'These aren't the Droids you're looking for'

EVO Shift 4G

Let the march to Android 2.3 begin, with (gasp) more smartphones running version 2.2. You've got to love this one-step-behind (sometimes two) innovation that defines Android. My Google-branded Nexus S runs Gingerbread (aka Android 2.3), and it's the only phone that officially does. The carrier and OEM channels move much slower than does Google operating system development. I kind of understand the slow upgrading of existing handsets, but most everything new shouldn't run something old. Hehe, "these aren't the Droids you're looking for." Today's 2.2 star: the HTC EVO Shift 4G from Sprint, available on January 9 for a cool $149.99 (with two-year contract and after $100 mail-in rebate). Update: After I posted, Best Buy announced presale availability of January 6.

By the specs, Sprint's new smartphone impresses (except, perhaps the processor): 800MHz Qualcomm processor (MSM7630); 3.6-inch capacitive touchscreen (with 800 x 480 resolution), slide-out QWERTY keyboard, 720p video capture, FM radio and all the other expected stuff, like GPS, Bluetooth and WiFi. Too bad that the EVO Shift 4G is but another new Android phone running an old OS version.

In a way, my griping is unfair, since Google must deal with carriers and OEMs that face hurdles, such as manufacturing time to market and, in the United States, FCC approval, that make releasing the newest of new rather difficult. As such, not a week goes by when some blogger or journalists writes about fragmentation dooming Android. That's hardly the case. Google has done a remarkably good job mitigating fragmentation, and Android handsets are outselling iPhones. As long as apps are compatible with the install base, fragmentation is more nuisance than problem.

Still, iPhone sets the gold standard. Apple achieved something of a carrier coup bringing iPhone to market in June 2007. Apple -- and not carriers or manufacturers -- control software updates. The approach was quite novel two-and-a-half years ago and still is today. Apple determines what software version ships on new handsets and has a mechanism in place to update them all to the newest iOS. Google controls software load and updates for just two handsets -- the Nexus One and Nexus S.

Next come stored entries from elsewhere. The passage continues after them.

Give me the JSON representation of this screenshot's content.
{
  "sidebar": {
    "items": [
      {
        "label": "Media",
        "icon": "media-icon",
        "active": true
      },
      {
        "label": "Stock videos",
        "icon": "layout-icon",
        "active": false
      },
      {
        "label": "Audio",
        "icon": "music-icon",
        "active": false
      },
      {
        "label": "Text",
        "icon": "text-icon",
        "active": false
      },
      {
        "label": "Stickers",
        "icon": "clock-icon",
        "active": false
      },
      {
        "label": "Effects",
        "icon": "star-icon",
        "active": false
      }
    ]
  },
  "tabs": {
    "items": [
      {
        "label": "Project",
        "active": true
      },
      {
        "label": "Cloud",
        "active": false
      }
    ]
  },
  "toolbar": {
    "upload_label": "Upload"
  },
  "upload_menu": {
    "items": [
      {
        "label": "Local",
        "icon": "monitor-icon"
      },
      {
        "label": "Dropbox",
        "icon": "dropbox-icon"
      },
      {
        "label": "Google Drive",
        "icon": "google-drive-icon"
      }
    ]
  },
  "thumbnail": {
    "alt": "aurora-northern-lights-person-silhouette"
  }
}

But, again, the travails of Android fragmentation is often overstated -- for the broader market. It's more a problem for mobile geeks and gadget enthusiasts -- many of them Betanews readers -- who crave the newest, fastest thing. If you're a Sprint subscriber looking for that golden Android smartphone announcement coming out of the Consumer Electronics Show, the EVO Shift 4G isn't it.

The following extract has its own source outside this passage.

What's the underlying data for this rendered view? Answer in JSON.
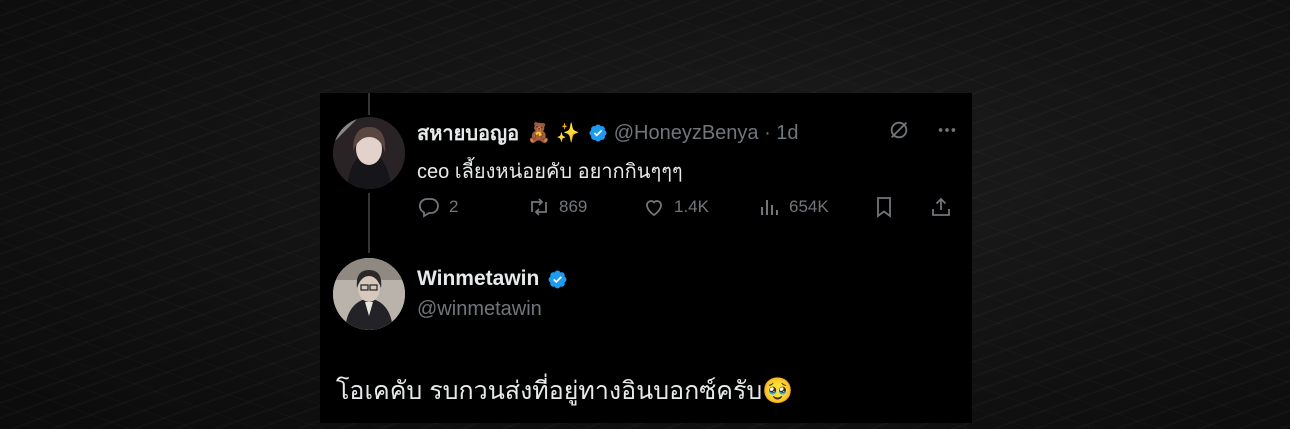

Google must do better managing perceptions about Android innovation and what's new and exciting versus iPhone. As I griped earlier this morning, so many bloggers, journalists or Wall Street analysts make so much noise about Apple it seemingly is the only tech company innovating anything. Google needs to push the market along faster to newer Android versions. Open source shouldn't mean open season for iPhone-obsessed pundits to whack Android -- or for gadget geeks like Betanews readers to sigh about following one step behind.